The Forward Guyana Movement also notes with grave concern the September 4 statement issued by the Guyana Police Force on the matter of recount integrity and false information. What makes this statement especially troubling is that it was issued after video evidence surfaced showing what appears to be ballot boxes being emptied from a container and seals that appear to have been tampered with. Rather than announcing an immediate investigation into this disturbing footage, the Police Force chose instead to issue a public denial and condemnation of those raising questions.
Notwithstanding the circumstances under which the video was obtained, it cannot and must not be ignored. The inviolability of ballot boxes is the cornerstone of free and fair elections, and with it rests the sacred right of every citizen to have their vote counted and protected. When a ballot box is tampered with, it is not only the box that is violated, it is the will of the people that is violated. It is the voice of the voter that is silenced.
The Guyana Elections Commission has a solemn duty to safeguard that will. To remain silent in the face of evidence suggesting interference with ballot boxes is to abandon that duty and to weaken the very process it is sworn to uphold. The right to vote is meaningless if the system that protects and counts those votes is compromised. Any tampering of ballot boxes is a direct assault on the rights of the people of Guyana and on the principle of equal representation.
Those who would excuse or justify this type of conduct because it benefits them or because they have emerged as victors through such misconduct must understand that they are the problem. This selective approach to principle, where what we stand for depends on where we sit, is what has kept Guyana backward and divided. In Jamaica, within thirty six hours of the polls closing, the results were declared and the process moved forward in an orderly and credible way. Here in Guyana, we remain entangled in doubt, dispute, and denial, not because our people are incapable, but because those in authority choose convenience over principle.
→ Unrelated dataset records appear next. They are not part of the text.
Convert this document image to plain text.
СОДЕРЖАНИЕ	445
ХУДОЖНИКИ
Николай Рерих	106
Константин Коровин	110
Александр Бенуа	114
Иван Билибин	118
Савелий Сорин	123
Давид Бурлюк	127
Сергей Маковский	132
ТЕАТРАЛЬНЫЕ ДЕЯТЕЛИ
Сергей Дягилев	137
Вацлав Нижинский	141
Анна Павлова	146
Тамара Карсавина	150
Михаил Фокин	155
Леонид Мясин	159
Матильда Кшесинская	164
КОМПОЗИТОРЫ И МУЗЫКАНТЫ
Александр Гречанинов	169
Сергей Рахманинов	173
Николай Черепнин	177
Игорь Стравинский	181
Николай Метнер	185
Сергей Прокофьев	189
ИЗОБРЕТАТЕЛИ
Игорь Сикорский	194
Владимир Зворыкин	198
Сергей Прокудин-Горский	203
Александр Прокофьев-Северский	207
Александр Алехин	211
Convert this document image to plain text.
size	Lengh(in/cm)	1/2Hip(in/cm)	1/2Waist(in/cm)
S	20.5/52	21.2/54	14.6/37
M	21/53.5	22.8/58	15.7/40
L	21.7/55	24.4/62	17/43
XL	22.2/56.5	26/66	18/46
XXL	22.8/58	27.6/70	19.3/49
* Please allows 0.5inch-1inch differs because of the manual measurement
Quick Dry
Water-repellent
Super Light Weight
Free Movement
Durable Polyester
Principles cannot be convenient. They must be consistent, especially where the right to vote is concerned.
The evidence of tampered ballot boxes cannot be explained away. It cannot be ignored. To pretend otherwise is not maturity, it is evasion, and it robs the Guyanese people of their right to a credible electoral process.
The Forward Guyana Movement therefore calls upon the Guyana Elections Commission, in the first instance, and the Guyana Police Force, to treat this matter with the seriousness it demands. The Guyanese people and the international observer groups still present in Guyana must note not only the content of the video itself, but the manner in which these reports are being addressed. Transparency, accountability and decisive investigation, not silence and dismissal, are what will safeguard trust in this electoral process.